Son zamanlarda izlediğim ve en çok etkilendiğim konuşmalardan biriydi Zeynep Tüfekçi’nin TED konuşması.
‘Data’nın hayatımızı nasıl kontrol edebildiğini ve iyiye olduğu gibi nasıl kötüye de kullanılabildiğini açıkça anlatıyordu.
Sadece anlattıkları değil, hem teknoloji hem de sosyal duruma hakim olmasıyla, duruşuyla, sahne hakimiyetiyle Tüfekçi’yi izlemek gurur vericiydi.
Şimdi ise teknolojinin toplum ve siyaset üzerindeki etkisi çalışmalarıyla bilinen Zeynep Tüfekçi’nin önsözünü yazdığı, yeni bir kitap var gündemde.
Faruk Eczacıbaşı’nın Koç Üniversitesi Yayınları tarafından yayımlanan kitabı ‘Daha Yeni Başlıyor: Geleceğin Dünyasında Esneklik, Yakınsama, Ağ Yapısı ve Karanlık Taraf’.

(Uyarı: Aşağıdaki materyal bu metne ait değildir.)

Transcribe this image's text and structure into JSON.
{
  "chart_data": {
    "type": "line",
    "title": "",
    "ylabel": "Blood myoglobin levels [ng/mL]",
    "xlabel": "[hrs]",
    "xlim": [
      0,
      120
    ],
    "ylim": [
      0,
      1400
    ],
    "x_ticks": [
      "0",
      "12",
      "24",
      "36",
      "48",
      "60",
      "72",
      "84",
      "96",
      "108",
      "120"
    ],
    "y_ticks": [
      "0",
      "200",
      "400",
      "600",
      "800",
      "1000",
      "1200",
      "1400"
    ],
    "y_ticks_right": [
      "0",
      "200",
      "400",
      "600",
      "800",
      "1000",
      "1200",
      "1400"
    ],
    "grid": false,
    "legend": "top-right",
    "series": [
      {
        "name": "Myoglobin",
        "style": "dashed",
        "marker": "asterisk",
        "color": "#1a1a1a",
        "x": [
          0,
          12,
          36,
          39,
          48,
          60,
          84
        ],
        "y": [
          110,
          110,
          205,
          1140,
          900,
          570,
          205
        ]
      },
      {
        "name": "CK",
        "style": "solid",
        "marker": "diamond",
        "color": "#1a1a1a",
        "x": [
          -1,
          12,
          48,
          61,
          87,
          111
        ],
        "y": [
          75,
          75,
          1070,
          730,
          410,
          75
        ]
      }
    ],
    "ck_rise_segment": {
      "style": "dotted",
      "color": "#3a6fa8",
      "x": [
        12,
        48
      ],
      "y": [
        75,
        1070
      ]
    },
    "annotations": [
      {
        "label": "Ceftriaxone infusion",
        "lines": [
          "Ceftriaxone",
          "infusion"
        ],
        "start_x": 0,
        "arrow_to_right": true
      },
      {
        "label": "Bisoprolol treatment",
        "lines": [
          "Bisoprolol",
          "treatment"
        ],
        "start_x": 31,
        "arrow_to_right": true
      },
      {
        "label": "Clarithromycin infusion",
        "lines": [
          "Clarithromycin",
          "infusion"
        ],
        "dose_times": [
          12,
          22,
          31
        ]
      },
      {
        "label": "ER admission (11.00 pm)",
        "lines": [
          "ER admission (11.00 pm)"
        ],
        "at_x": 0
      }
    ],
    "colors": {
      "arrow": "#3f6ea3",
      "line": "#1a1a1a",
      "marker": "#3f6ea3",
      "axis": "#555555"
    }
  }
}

Zeynep Tüfekçi, önsözde, dünyanın teknoloji konusunda en umut vaat eden günlerinde olmasına rağmen, geçişin çok zor olduğunu, eski dünyanın hızla yönetilmez hale geldiğini ama yeni dünyanın kurumlarının henüz kurulmadığını belirtiyor.
Faruk Eczacıbaşı ise, “22. yılını geride bırakan Türkiye Bilişim Vakfı olarak teknolojinin getirdiği değişimin
nasıl bir etkisi olacağını kestirmeye çalıştık. Beni ilgilendiren taraf daima yeni bir teknolojinin gerektirdiği davranış değişikliği ya da verimliliğe katkısı oldu” diyor.
Ardından ekliyor: “Eski yapılarda direttiğiniz takdirde ya kaybolacaksınız ya da küçülüp marjinalleşeceksiniz. Bu hepimiz için geçerli. Benim kuşağımın sahip olmadığı birtakım yetkinlikler var. Genç kuşak yönetici, politikacıların bunlara mutlaka sahip olmaları gerekir. Kitapta bunları önerdim.”
Peki ama nedir bu yetkinlikler?
“Birincisi esneklik, ikincisi yakınsama yani multidisipliner düşünme, üçüncüsü internet çağında bilgiyi en iyi nereden alabileceğini bilmek.”
Eczacıbaşı’nın 22 yıldır Türkiye Bilişim Vakfı ile yürüttüğü çalışmaları göz önüne alınca, kendi kuşağı hakkında ne kadar tevazu sahibi olduğunu da, nasıl bir vizyoner olduğunu da bir kez daha anlamak mümkün.
Geleceğin dünyasını daha yakından anlamak için ‘Daha Yeni Başlıyor’u bir an önce alıp, okumakta fayda var.
Hatırlatalım, kitabın tüm telif geliri Eczacıbaşı tarafından Türkiye Bilişim Vakfı’na bağışlanıyor.
İNTERNET BAĞIMLISI MISINIZ?
Haftada 38 saat internet kullanıyor musunuz?
Eğer soruma cevabınız “Evet”se üzülerek söylemeliyim ki siz bir internet bağımlısısınız.
Tıpkı benim ve daha birçok kişinin olduğu gibi.
Üstelik akıllı telefon kullanıcılarının üçte biri sabah yataktan kalkmadan internete bağlanıyor.
50 yaş altındakiler mesajlarını, epostalarını ve sosyal medyayı her 15 dakikada bir kontrol ediyor.
Sürekli kontrol edenler de var.
Uzmanlara göre, bunu biz seçmiyoruz ama kısa dönemli ödüller yüzünden buna sürükleniyoruz.
Çünkü basit bir mesajla özel hayatımızda ya da işte istediğimiz anlık bir şeyi elde etmemiz mümkün olabiliyor.
Artık internet bağımlılığı davranış bozuklukları arasına resmen alındı, hatta Çin, Tayvan, Kore gibi ülkeler bunu ulusal bir sağlık krizi olarak görüp tedavilere başladı.
Artık uzmanlara göre, “İnternet bağımlılığı, iklim değişikliği kadar önemli bir sorun”.
Bunları düşündükçe ‘Daha Yeni Başlıyor’ daha da merak uyandırıyor.